Il discorso di fine anno del presidente Sergio Mattarella è stato forse uno dei più concilianti di sempre. Tra le forze politiche non si sono registrati distinguo, anzi sono arrivate parole di apprezzamento dalla premier Giorgia Meloni. Ella ha sentito il dovere di ringraziare il capo dello stato per le parole di incoraggiamento rivoltele dal Quirinale. Un messaggio asciutto e al contempo di alto profilo quello di Mattarella, il quale, purtroppo, si è prestato a una strumentalizzazione su una frase estrapolata dai giornali.

Eccola:

La Repubblica è nel senso civico di chi paga le imposte, perché questo serve a far funzionare l’Italia e, quindi, al bene comune.

Tasse e gettito, questione irrisolta

Il discorso di Mattarella in sé non fa una grinza: i servizi pubblici si pagano con le tasse pagate dai contribuenti. Un appello al senso civico, che definiremmo persino scontato, visto che arriva dal massimo rappresentante delle istituzioni nazionali. Eppure, i giornali hanno avuto l’ardire di titolare che il presidente avrebbe più stringatamente affermato che “la Repubblica è di chi paga le tasse”. Non è da oggi che la stampa cavalca la questione dell’evasione fiscale per dividere i buoni dai cattivi e per fare ricadere sui secondi tutti i mali della nostra società. Gli ospedali sono ingolfati? Colpa di chi evade le tasse. Le scuole cadono a pezzi e le strade rimangono piene di buche alle prime piogge autunnali? Sempre colpa degli evasori.

La logica sottostante a questo ragionamento è che se lo stato avesse più soldi, potenzierebbe i servizi pubblici. Citando Lucio Dalla, ci sarebbe da mangiare e luce tutto l’anno. Peccato che ai fautori di questo pensiero sfugga che in Italia abbiamo una delle più alte pressioni fiscali al mondo e che lo stato già spende oltre la metà del PIL. Quest’anno, supereremo i 1.000 miliardi di euro di spesa pubblica.
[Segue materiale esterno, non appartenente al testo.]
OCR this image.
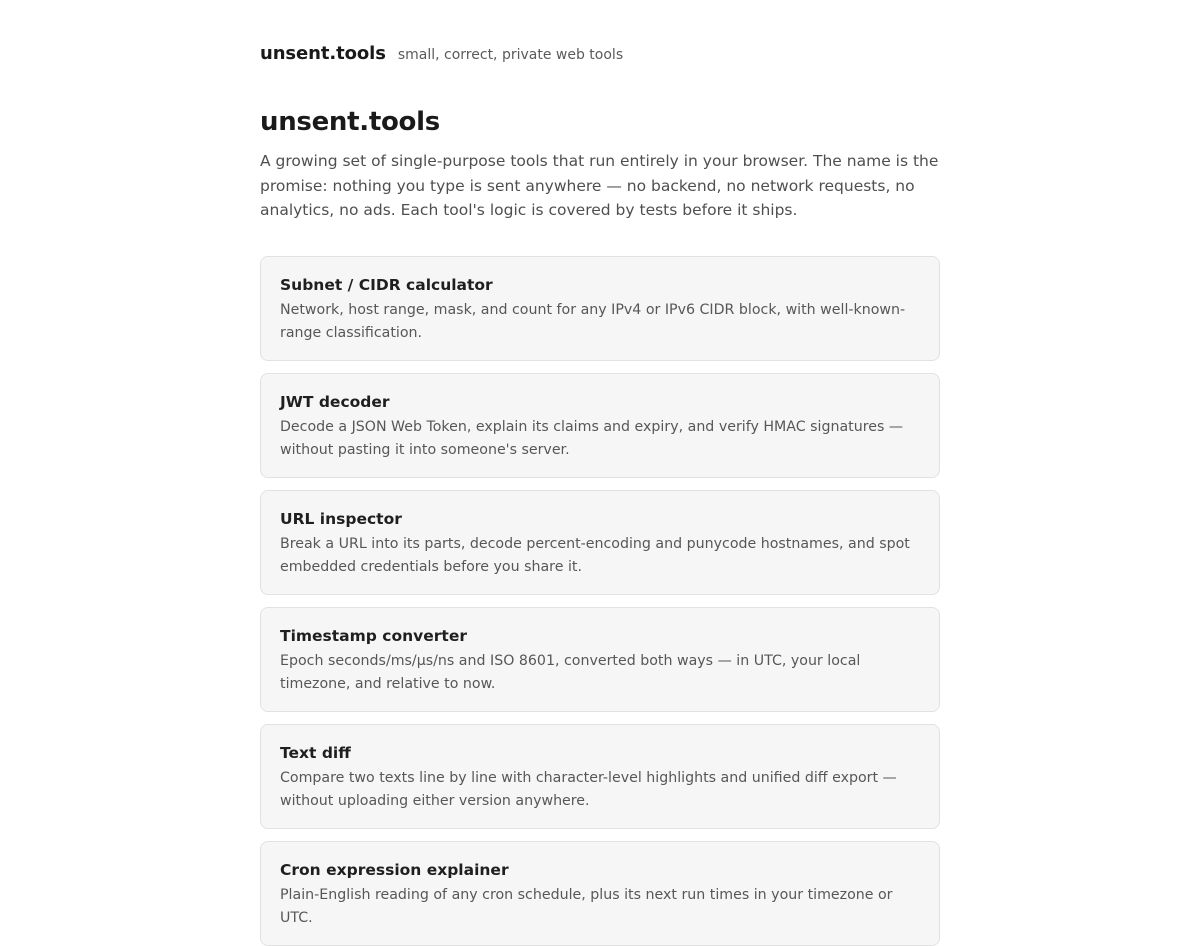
unsent.tools small, correct, private web tools
unsent.tools

A growing set of single-purpose tools that run entirely in your browser. The name is the promise: nothing you type is sent anywhere — no backend, no network requests, no analytics, no ads. Each tool's logic is covered by tests before it ships.

Subnet / CIDR calculator
Network, host range, mask, and count for any IPv4 or IPv6 CIDR block, with well-known-range classification.
JWT decoder
Decode a JSON Web Token, explain its claims and expiry, and verify HMAC signatures — without pasting it into someone's server.
URL inspector
Break a URL into its parts, decode percent-encoding and punycode hostnames, and spot embedded credentials before you share it.
Timestamp converter
Epoch seconds/ms/μs/ns and ISO 8601, converted both ways — in UTC, your local timezone, and relative to now.
Text diff
Compare two texts line by line with character-level highlights and unified diff export — without uploading either version anywhere.
Cron expression explainer
Plain-English reading of any cron schedule, plus its next run times in your timezone or UTC.
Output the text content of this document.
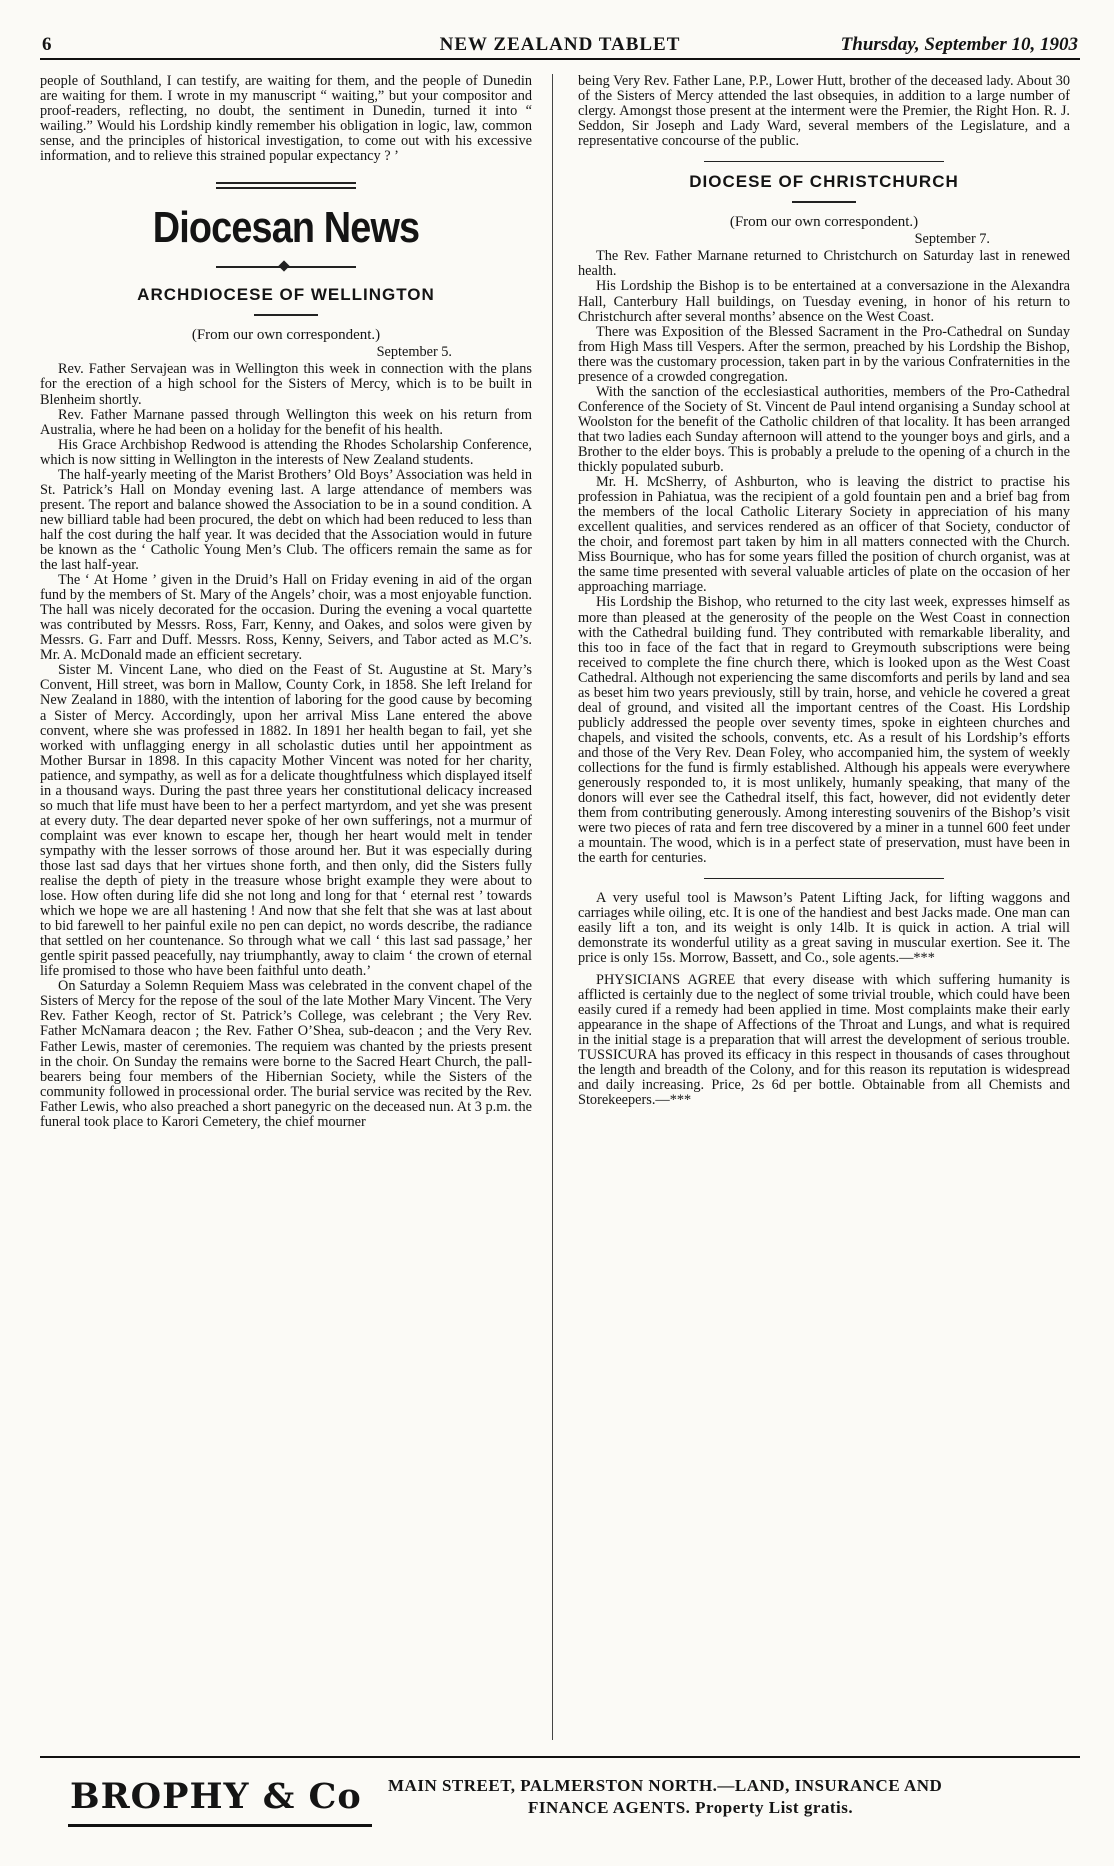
6	NEW ZEALAND TABLET	Thursday, September 10, 1903

people of Southland, I can testify, are waiting for them, and the people of Dunedin are waiting for them. I wrote in my manuscript “ waiting,” but your compositor and proof-readers, reflecting, no doubt, the sentiment in Dunedin, turned it into “ wailing.” Would his Lordship kindly remember his obligation in logic, law, common sense, and the principles of historical investigation, to come out with his excessive information, and to relieve this strained popular expectancy ? ’

Diocesan News
ARCHDIOCESE OF WELLINGTON
(From our own correspondent.)
September 5.

Rev. Father Servajean was in Wellington this week in connection with the plans for the erection of a high school for the Sisters of Mercy, which is to be built in Blenheim shortly.

Rev. Father Marnane passed through Wellington this week on his return from Australia, where he had been on a holiday for the benefit of his health.

His Grace Archbishop Redwood is attending the Rhodes Scholarship Conference, which is now sitting in Wellington in the interests of New Zealand students.

The half-yearly meeting of the Marist Brothers’ Old Boys’ Association was held in St. Patrick’s Hall on Monday evening last. A large attendance of members was present. The report and balance showed the Association to be in a sound condition. A new billiard table had been procured, the debt on which had been reduced to less than half the cost during the half year. It was decided that the Association would in future be known as the ‘ Catholic Young Men’s Club. The officers remain the same as for the last half-year.

The ‘ At Home ’ given in the Druid’s Hall on Friday evening in aid of the organ fund by the members of St. Mary of the Angels’ choir, was a most enjoyable function. The hall was nicely decorated for the occasion. During the evening a vocal quartette was contributed by Messrs. Ross, Farr, Kenny, and Oakes, and solos were given by Messrs. G. Farr and Duff. Messrs. Ross, Kenny, Seivers, and Tabor acted as M.C’s. Mr. A. McDonald made an efficient secretary.

Sister M. Vincent Lane, who died on the Feast of St. Augustine at St. Mary’s Convent, Hill street, was born in Mallow, County Cork, in 1858. She left Ireland for New Zealand in 1880, with the intention of laboring for the good cause by becoming a Sister of Mercy. Accordingly, upon her arrival Miss Lane entered the above convent, where she was professed in 1882. In 1891 her health began to fail, yet she worked with unflagging energy in all scholastic duties until her appointment as Mother Bursar in 1898. In this capacity Mother Vincent was noted for her charity, patience, and sympathy, as well as for a delicate thoughtfulness which displayed itself in a thousand ways. During the past three years her constitutional delicacy increased so much that life must have been to her a perfect martyrdom, and yet she was present at every duty. The dear departed never spoke of her own sufferings, not a murmur of complaint was ever known to escape her, though her heart would melt in tender sympathy with the lesser sorrows of those around her. But it was especially during those last sad days that her virtues shone forth, and then only, did the Sisters fully realise the depth of piety in the treasure whose bright example they were about to lose. How often during life did she not long and long for that ‘ eternal rest ’ towards which we hope we are all hastening ! And now that she felt that she was at last about to bid farewell to her painful exile no pen can depict, no words describe, the radiance that settled on her countenance. So through what we call ‘ this last sad passage,’ her gentle spirit passed peacefully, nay triumphantly, away to claim ‘ the crown of eternal life promised to those who have been faithful unto death.’

On Saturday a Solemn Requiem Mass was celebrated in the convent chapel of the Sisters of Mercy for the repose of the soul of the late Mother Mary Vincent. The Very Rev. Father Keogh, rector of St. Patrick’s College, was celebrant ; the Very Rev. Father McNamara deacon ; the Rev. Father O’Shea, sub-deacon ; and the Very Rev. Father Lewis, master of ceremonies. The requiem was chanted by the priests present in the choir. On Sunday the remains were borne to the Sacred Heart Church, the pall-bearers being four members of the Hibernian Society, while the Sisters of the community followed in processional order. The burial service was recited by the Rev. Father Lewis, who also preached a short panegyric on the deceased nun. At 3 p.m. the funeral took place to Karori Cemetery, the chief mourner

being Very Rev. Father Lane, P.P., Lower Hutt, brother of the deceased lady. About 30 of the Sisters of Mercy attended the last obsequies, in addition to a large number of clergy. Amongst those present at the interment were the Premier, the Right Hon. R. J. Seddon, Sir Joseph and Lady Ward, several members of the Legislature, and a representative concourse of the public.

DIOCESE OF CHRISTCHURCH
(From our own correspondent.)
September 7.

The Rev. Father Marnane returned to Christchurch on Saturday last in renewed health.

His Lordship the Bishop is to be entertained at a conversazione in the Alexandra Hall, Canterbury Hall buildings, on Tuesday evening, in honor of his return to Christchurch after several months’ absence on the West Coast.

There was Exposition of the Blessed Sacrament in the Pro-Cathedral on Sunday from High Mass till Vespers. After the sermon, preached by his Lordship the Bishop, there was the customary procession, taken part in by the various Confraternities in the presence of a crowded congregation.

With the sanction of the ecclesiastical authorities, members of the Pro-Cathedral Conference of the Society of St. Vincent de Paul intend organising a Sunday school at Woolston for the benefit of the Catholic children of that locality. It has been arranged that two ladies each Sunday afternoon will attend to the younger boys and girls, and a Brother to the elder boys. This is probably a prelude to the opening of a church in the thickly populated suburb.

Mr. H. McSherry, of Ashburton, who is leaving the district to practise his profession in Pahiatua, was the recipient of a gold fountain pen and a brief bag from the members of the local Catholic Literary Society in appreciation of his many excellent qualities, and services rendered as an officer of that Society, conductor of the choir, and foremost part taken by him in all matters connected with the Church. Miss Bournique, who has for some years filled the position of church organist, was at the same time presented with several valuable articles of plate on the occasion of her approaching marriage.

His Lordship the Bishop, who returned to the city last week, expresses himself as more than pleased at the generosity of the people on the West Coast in connection with the Cathedral building fund. They contributed with remarkable liberality, and this too in face of the fact that in regard to Greymouth subscriptions were being received to complete the fine church there, which is looked upon as the West Coast Cathedral. Although not experiencing the same discomforts and perils by land and sea as beset him two years previously, still by train, horse, and vehicle he covered a great deal of ground, and visited all the important centres of the Coast. His Lordship publicly addressed the people over seventy times, spoke in eighteen churches and chapels, and visited the schools, convents, etc. As a result of his Lordship’s efforts and those of the Very Rev. Dean Foley, who accompanied him, the system of weekly collections for the fund is firmly established. Although his appeals were everywhere generously responded to, it is most unlikely, humanly speaking, that many of the donors will ever see the Cathedral itself, this fact, however, did not evidently deter them from contributing generously. Among interesting souvenirs of the Bishop’s visit were two pieces of rata and fern tree discovered by a miner in a tunnel 600 feet under a mountain. The wood, which is in a perfect state of preservation, must have been in the earth for centuries.

A very useful tool is Mawson’s Patent Lifting Jack, for lifting waggons and carriages while oiling, etc. It is one of the handiest and best Jacks made. One man can easily lift a ton, and its weight is only 14lb. It is quick in action. A trial will demonstrate its wonderful utility as a great saving in muscular exertion. See it. The price is only 15s. Morrow, Bassett, and Co., sole agents.—***

PHYSICIANS AGREE that every disease with which suffering humanity is afflicted is certainly due to the neglect of some trivial trouble, which could have been easily cured if a remedy had been applied in time. Most complaints make their early appearance in the shape of Affections of the Throat and Lungs, and what is required in the initial stage is a preparation that will arrest the development of serious trouble. TUSSICURA has proved its efficacy in this respect in thousands of cases throughout the length and breadth of the Colony, and for this reason its reputation is widespread and daily increasing. Price, 2s 6d per bottle. Obtainable from all Chemists and Storekeepers.—***

BROPHY & Co MAIN STREET, PALMERSTON NORTH.—LAND, INSURANCE AND
FINANCE AGENTS. Property List gratis.
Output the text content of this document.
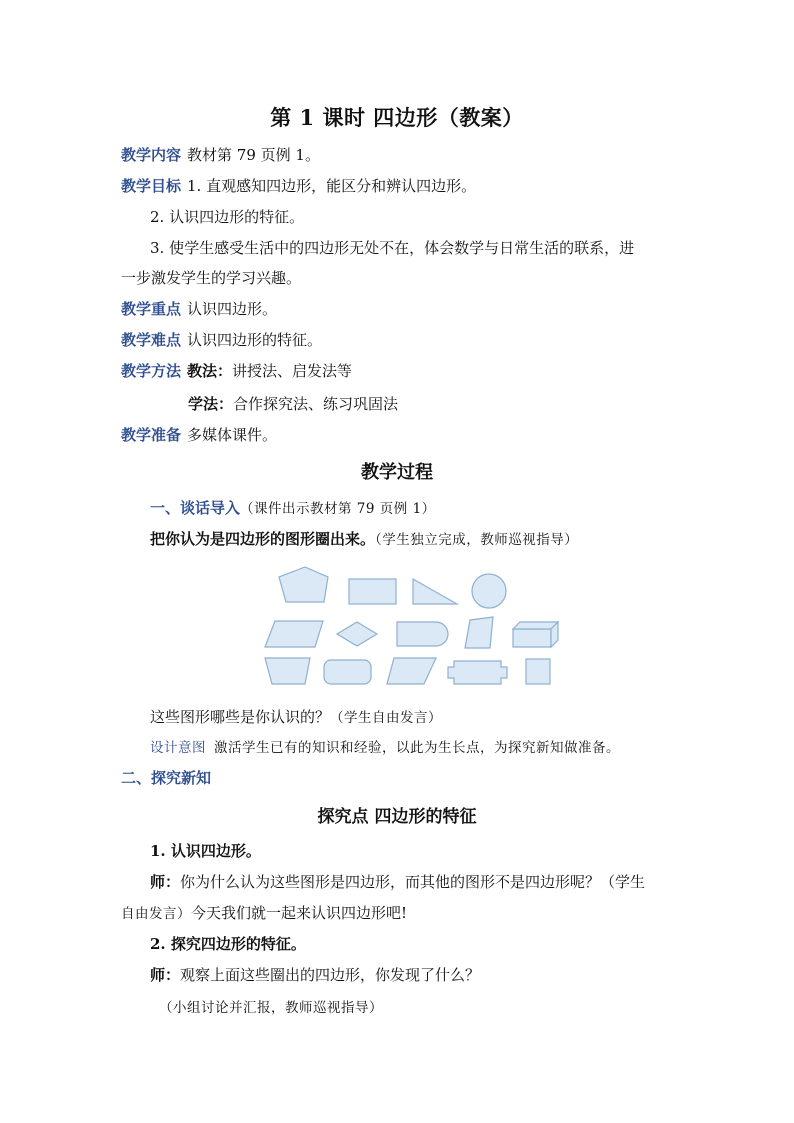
第 1 课时 四边形（教案）
教学内容 教材第 79 页例 1。
教学目标 1. 直观感知四边形，能区分和辨认四边形。
2. 认识四边形的特征。
3. 使学生感受生活中的四边形无处不在，体会数学与日常生活的联系，进
一步激发学生的学习兴趣。
教学重点 认识四边形。
教学难点 认识四边形的特征。
教学方法 教法：讲授法、启发法等
学法：合作探究法、练习巩固法
教学准备 多媒体课件。
教学过程
一、谈话导入（课件出示教材第 79 页例 1）
把你认为是四边形的图形圈出来。（学生独立完成，教师巡视指导）
这些图形哪些是你认识的？（学生自由发言）
设计意图 激活学生已有的知识和经验，以此为生长点，为探究新知做准备。
二、探究新知
探究点 四边形的特征
1. 认识四边形。
师：你为什么认为这些图形是四边形，而其他的图形不是四边形呢？（学生
自由发言）今天我们就一起来认识四边形吧!
2. 探究四边形的特征。
师：观察上面这些圈出的四边形，你发现了什么？
（小组讨论并汇报，教师巡视指导）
Se c’è un problema di fisco, non è certo la carenza di gettito. Questi cresce di anno in anno, mentre i servizi diventano sempre più scadenti. Se ipotizzassimo che il gettito fiscale raddoppiasse, pensate che crescerebbero proporzionalmente la quantità e la qualità dei servizi pubblici? Sprechi e inefficienze, si calcola, valgono il doppio del mancato gettito per evasione.

Quello di sabato scorso non è stato il primo discorso di Mattarella sul tema. Già alla fine del 2019, il presidente affermò che “l’evasione fiscale è indecente“. E anche in quel caso sorsero polemiche per via delle strumentalizzazioni politiche contrapposte. Tuttavia, stavolta i fautori della caccia all’evasore rischiano il boomerang, nonché di stravolgere il senso delle parole del Quirinale, finendo di seminare divisioni inaspettate. L’esatto contrario dell’obiettivo di Mattarella. In primis, chi paga le tasse? Un po’ tutti. Ci sono decine tra imposte e balzelli che sosteniamo nel corso di una giornata ordinaria e di cui forse neppure ci rendiamo conto. Persino l’evasore più incallito finisce per pagarle, perché comunque fa la spesa, paga le bollette, fa benzina, fuma, beve e, quindi, versa perlomeno l’IVA e le accise.

Discorso di Mattarella boomerang per chi strumentalizza

Ma è evidente che il discorso di Mattarella abbia riguardato perlopiù, pur non esclusivamente, l’IRPEF. L’imposta sui redditi delle persone fisiche è oggetto di particolare attenzione mediatica. Tutti sappiamo quanto siano spesso sottostimati i redditi dichiarati di molti contribuenti e quanti non siano affatto dichiarati al Fisco. Detto ciò, sarebbe un boomerang citare il capo dello stato per scatenare una caccia all’evasore. I numeri di Itinerari Previdenziali ci spiegano che il 45% dei contribuenti dichiari meno di 15.000 euro all’anno e contribuisca per appena il 2,3% del gettito dell’imposta. Viceversa, il 60% è pagato da appena il 13% dei contribuenti. Se strumentalizzassimo il discorso di Mattarella, dovremmo dire che la Repubblica sia di chi dichiari oltre 35.000 euro lordi all’anno.

E vogliamo parlare delle disparità tra Nord e Sud? L’evasione fiscale nel Meridione è spesso una piaga, a causa sia degli scarsi controlli, così come anche della criminalità organizzata, delle dimensioni minuscole di molte aziende e per pura sopravvivenza. Dunque, la Repubblica sarebbe di chi vive al Nord? E cosa dire dei titolari di grosse aziende con sedi fiscali all’estero, magari in qualche bel paradiso? Scopriremmo forse che qualcuno di loro è proprietario di uno o più grandi giornali, ma, stando al discorso di Mattarella come riportato da certa stampa, non avrebbe diritto di cittadinanza. Possiamo scommetterci che non la prenderebbe bene!

Per concludere, usare le parole del presidente per scatenare la solita caccia al cattivo di turno o una vera lotta di classe non è solo eticamente dubbio, ma anche un calcolo sbagliato. Le sacche di evasione si annidano spesso dove fingiamo che non esistano. Va a finire che la Repubblica non sarebbe di chi percepisce sussidi senza averne diritto e magari dispone di redditi occultati al Fisco, di chi ha redditi troppo bassi per contribuire alle spese dello stato e di chi risiede in alcune regioni anziché in altre. Lasciamo stare il discorso di Mattarella, che come sempre punta ad unire la Nazione e non a dividerla tra guelfi e ghibellini.